Er bestaan mensen die alleen maar even naar de zon hoeven te staren om bruin te worden. Dat is eigenlijk wel handig als je in Nederland woont waar de zomer meestal twee dagen duurt. Dan heb je ook nog een groep die er een sport van maakt om bruin te worden, meestal door middel van een vliegreisje naar een zonnig land. Ze zijn gewoon onherkenbaar als ze weer op Schiphol staan; hun huid is in korte tijd verkleurd van ivoorwit naar nutella-bruin.
Dan heb je ook nog stumpers zoals ik die keurig met factor dertig smeren en bijna overal wit blijven; zelfs als zij zeven weken in Azië worden losgelaten. De zon doet dan alleen haar werk op de plekken waar de zonnebrandcrème niet bij kan komen en dat gaat best hard als je je dicht bij de evenaar bevindt. Die mensen worden steevast op Schiphol begroet met de woorden: ‘Je bent niet bruin geworden zeg!’, gevolgd door een enthousiaste klap op een verbrande rug. Au. Een reis is dus niet compleet zonder bruin te worden. Bruin geeft waardering; je laat zien dat je bij de mensen hoort die echt genieten van de zon. Dat het slecht is voor de huid, hoort er gewoon bij.
In de Filippijnen gaat dat anders. Manila zit vol met winkelcentra waarvan de airconditioning standaard is ingesteld op standje vrieskist, behalve als de stroom uitvalt. Op deze plekken is het onmogelijk om bij te kleuren, maar voor de Filippino’s hoeft dat blijkbaar niet. In een supermarkt in Manila staart een grote poster naar het publiek. Daarop is een Aziatische vrouw afgebeeld met enorme gephotoshopte ogen. Haar huid is onnatuurlijk wit. In haar hand houdt ze een potje crème omhoog. ‘Maak uw huid lichter en mooier’ juicht de poster.

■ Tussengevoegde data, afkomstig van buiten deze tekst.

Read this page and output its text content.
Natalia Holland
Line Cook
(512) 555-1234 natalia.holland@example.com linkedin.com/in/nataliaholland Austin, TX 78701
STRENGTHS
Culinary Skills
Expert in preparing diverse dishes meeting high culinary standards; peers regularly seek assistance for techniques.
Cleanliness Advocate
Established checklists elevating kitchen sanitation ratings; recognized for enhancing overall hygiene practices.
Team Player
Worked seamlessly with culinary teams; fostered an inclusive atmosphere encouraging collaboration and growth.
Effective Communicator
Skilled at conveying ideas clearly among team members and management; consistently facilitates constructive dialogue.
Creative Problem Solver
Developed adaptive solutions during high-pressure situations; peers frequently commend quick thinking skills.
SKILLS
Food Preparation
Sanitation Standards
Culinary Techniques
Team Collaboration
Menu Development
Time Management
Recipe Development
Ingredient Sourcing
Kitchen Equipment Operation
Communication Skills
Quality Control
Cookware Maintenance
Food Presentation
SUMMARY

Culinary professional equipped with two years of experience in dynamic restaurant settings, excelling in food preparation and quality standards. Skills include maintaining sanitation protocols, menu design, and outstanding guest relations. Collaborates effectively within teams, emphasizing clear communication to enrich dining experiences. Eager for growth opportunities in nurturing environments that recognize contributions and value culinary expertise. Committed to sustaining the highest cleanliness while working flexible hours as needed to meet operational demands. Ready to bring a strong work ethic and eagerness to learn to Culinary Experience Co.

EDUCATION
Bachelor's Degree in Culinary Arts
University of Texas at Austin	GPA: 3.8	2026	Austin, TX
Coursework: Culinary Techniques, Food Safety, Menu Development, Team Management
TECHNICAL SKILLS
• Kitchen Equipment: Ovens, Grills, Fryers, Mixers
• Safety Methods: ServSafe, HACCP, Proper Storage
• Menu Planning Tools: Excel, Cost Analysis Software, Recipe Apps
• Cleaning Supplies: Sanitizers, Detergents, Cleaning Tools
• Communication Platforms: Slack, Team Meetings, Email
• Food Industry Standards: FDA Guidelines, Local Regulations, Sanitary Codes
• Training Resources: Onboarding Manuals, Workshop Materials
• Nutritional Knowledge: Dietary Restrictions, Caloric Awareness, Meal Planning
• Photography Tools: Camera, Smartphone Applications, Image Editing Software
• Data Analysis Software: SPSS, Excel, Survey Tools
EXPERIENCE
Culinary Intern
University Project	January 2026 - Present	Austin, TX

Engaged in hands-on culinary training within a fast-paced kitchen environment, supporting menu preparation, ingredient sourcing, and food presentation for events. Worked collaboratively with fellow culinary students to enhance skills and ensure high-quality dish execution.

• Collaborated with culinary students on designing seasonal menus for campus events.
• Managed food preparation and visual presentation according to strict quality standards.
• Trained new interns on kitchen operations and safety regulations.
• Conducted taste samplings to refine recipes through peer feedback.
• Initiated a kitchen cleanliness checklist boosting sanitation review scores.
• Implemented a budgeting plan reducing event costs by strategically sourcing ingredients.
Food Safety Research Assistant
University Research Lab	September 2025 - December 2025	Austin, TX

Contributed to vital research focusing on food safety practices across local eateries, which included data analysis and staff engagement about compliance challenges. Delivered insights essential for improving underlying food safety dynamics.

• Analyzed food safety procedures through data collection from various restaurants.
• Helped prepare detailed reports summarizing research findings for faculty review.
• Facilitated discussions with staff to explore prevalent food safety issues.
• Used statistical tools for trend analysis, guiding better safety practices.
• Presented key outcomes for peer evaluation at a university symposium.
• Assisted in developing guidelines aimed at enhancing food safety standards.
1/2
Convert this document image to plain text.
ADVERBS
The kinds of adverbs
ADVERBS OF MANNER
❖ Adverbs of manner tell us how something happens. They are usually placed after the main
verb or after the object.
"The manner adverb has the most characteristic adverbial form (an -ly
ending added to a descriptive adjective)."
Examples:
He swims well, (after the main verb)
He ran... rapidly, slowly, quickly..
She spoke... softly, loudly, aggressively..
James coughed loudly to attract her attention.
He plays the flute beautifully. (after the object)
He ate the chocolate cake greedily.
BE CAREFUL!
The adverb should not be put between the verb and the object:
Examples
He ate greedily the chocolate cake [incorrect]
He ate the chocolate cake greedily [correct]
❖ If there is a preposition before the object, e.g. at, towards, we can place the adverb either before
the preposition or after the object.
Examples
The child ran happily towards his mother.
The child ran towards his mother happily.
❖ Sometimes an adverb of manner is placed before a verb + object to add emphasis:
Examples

Kortom: als je aan de ene kant van de wereld woont is het de bedoeling om het lichaam bruin-bruiner-bruinst te bakken en hoor je er niet bij als je wit blijft. Aan de andere kant van de aardbol moet je juist wit blijven en worden chemische witmaak-smeersels niet geschuwd. Is de mensheid dan écht zo zwart-wit?